Odorico Paraguaçu

Se é melhor ser amado que temido, ou antes temido que amado

Quando morreu na França em 1715, Luís XIV encerrou o mais longevo reinado de que se tem registro na história humana. Passou 72 anos sobre o trono, apesar de, por mais de uma década desse tempo, não ter governado de fato os franceses, em virtude de ter sido coroado com apenas 4 anos de idade. Independentemente disto, mesmo quando criança os seus súditos o tinham como monarca e conviviam diariamente com o retrato de sua realeza: logo após ser coroado, mandaram cunhar sua figura infantil em moedas de todo o reino, cuja efígie, com o tempo, foi modulada de acordo com o envelhecimento do rei. Por isso, alguns historiadores levantam uma questão curiosa sobre a ocasião de sua morte: depois de um reinado tão longo, a ausência de Luís XIV na vida dos franceses era praticamente impensável. Acresce a isto o fato de que, numa época em que a expectativa de vida na Europa era bastante baixa, quase todos os seus súditos, em 1715, não teriam sequer lembrança do governante anterior, Luís XIII. Ao contrário, o reinado do Rei Sol, como era chamado, passou incólume pela morte de gerações inteiras: pais, filhos e netos nasceram e morreram sob a sua sombra.

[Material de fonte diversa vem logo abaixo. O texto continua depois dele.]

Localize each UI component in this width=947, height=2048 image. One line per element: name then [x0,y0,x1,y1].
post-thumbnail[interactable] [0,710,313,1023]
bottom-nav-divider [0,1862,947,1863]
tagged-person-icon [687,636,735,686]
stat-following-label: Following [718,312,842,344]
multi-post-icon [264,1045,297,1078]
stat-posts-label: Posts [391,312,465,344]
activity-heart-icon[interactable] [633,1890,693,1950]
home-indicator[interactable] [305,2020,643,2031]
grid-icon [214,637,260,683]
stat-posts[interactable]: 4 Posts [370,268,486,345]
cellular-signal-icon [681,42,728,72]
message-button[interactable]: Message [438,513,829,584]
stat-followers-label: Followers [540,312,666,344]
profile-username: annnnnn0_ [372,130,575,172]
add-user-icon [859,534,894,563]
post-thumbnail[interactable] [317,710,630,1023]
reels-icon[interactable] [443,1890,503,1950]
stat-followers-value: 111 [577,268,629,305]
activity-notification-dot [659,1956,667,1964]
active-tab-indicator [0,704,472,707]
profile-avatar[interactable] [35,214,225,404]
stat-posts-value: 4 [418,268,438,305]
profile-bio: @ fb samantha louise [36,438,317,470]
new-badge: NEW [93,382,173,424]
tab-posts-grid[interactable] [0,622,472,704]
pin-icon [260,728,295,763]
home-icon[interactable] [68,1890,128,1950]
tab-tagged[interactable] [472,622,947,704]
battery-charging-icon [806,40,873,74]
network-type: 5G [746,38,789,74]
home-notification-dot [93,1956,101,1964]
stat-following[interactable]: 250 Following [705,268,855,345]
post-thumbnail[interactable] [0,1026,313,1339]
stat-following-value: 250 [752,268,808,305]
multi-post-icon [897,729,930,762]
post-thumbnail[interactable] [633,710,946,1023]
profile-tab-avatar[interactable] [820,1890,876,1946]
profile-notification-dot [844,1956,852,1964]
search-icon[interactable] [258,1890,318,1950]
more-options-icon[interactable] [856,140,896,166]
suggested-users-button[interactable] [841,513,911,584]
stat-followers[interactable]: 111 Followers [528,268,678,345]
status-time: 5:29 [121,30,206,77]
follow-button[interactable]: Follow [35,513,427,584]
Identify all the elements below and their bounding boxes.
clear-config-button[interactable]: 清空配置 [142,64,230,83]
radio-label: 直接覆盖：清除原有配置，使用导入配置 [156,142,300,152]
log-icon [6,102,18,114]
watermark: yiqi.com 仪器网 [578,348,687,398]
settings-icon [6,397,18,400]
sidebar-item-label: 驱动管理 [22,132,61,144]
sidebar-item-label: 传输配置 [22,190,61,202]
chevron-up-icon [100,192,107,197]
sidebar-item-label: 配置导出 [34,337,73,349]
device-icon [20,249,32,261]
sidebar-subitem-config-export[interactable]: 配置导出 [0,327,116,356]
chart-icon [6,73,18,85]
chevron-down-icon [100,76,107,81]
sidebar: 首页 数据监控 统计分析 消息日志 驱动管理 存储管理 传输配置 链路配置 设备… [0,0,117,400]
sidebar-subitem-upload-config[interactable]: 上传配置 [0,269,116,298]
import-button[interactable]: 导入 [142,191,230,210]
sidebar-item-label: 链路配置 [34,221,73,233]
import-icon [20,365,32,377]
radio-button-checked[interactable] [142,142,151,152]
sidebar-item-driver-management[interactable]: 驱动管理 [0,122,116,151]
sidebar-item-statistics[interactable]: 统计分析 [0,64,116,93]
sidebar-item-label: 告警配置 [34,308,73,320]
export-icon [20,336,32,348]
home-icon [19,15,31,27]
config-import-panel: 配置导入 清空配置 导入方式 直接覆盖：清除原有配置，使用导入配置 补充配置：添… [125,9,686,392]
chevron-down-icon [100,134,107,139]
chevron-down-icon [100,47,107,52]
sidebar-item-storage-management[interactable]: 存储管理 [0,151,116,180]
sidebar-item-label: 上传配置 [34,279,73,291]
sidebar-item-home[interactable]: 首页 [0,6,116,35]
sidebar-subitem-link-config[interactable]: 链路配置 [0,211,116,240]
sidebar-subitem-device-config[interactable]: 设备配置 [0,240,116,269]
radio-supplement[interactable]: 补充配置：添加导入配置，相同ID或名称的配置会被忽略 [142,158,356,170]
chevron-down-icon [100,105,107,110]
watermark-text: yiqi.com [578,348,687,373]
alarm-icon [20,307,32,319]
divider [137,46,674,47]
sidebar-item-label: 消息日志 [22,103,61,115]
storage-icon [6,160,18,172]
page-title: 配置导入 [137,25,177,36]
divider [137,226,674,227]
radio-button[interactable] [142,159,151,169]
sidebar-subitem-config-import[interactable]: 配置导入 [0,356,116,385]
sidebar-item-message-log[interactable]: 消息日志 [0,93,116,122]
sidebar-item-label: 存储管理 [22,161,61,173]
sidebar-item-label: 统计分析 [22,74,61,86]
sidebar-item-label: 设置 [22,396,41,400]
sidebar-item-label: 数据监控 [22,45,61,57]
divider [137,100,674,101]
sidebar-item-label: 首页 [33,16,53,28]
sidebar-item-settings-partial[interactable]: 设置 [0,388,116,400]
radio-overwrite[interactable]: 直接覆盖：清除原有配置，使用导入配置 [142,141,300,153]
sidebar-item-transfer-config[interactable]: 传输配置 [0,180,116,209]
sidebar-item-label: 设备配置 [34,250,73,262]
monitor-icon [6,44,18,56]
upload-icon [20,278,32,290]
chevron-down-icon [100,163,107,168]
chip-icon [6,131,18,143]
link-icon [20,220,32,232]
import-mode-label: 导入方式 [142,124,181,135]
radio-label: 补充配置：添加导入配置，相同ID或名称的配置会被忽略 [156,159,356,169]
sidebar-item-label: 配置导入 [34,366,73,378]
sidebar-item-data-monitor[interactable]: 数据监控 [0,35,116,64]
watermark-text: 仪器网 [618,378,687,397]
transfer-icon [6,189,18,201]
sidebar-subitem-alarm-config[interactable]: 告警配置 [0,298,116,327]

A longevidade bendita foi, para sua dinastia, também uma maldição: todos os seus filhos morreram antes dele. Sem sucessão mais direta, esperava que o filho mais velho de seu primogênito, o Duque da Borgonha, assumisse seu trono, por causa da morte do pai em 1711. No entanto, mais uma tragédia se sucedeu: em fevereiro de 1712, a mulher do Duque foi acometida de sarampo. Indiferente aos perigos da doença, o herdeiro do trono preferiu ficar ao lado da esposa até a morte, que não tardou em chegar: ela morreu em 12 de fevereiro; ele, seis dias depois, aos 29 anos de idade.  Seus dois filhos, um de cinco e outro de dois anos, também contraíram a doença. O mais velho, Duque de Bretanha, a quem caberia agora a sucessão do bisavô, morreu em 8 de março.

Por milagre, no entanto, sobreviveu seu irmão, o pequenino Duque de Anjou. Três anos mais tarde, na sua sagração sob o nome de Luís XV, todos celebraram a vitória daquela criança sobre a série de infortúnios que acometeram sua família. Ele cresceu com uma vida turbulenta, exercendo um reinado imerso em crises, mas sempre como um homem desejado: pelo povo, na sobrevivência improvável da infância; pelas mulheres, na infinidade de romances que teve na corte francesa. Em 1744, mais uma doença lhe coloca à beira da morte e, outra vez, sobrevive. A essa altura, mesmo com as contradições evidentes de seu governo, os franceses não cessavam em celebrar a sua vida. Por essa inexplicável atração que exercia sobre todos e pela nova vitória que obtivera sobre a morte, lhe puseram a alcunha de “O Bem-Amado”.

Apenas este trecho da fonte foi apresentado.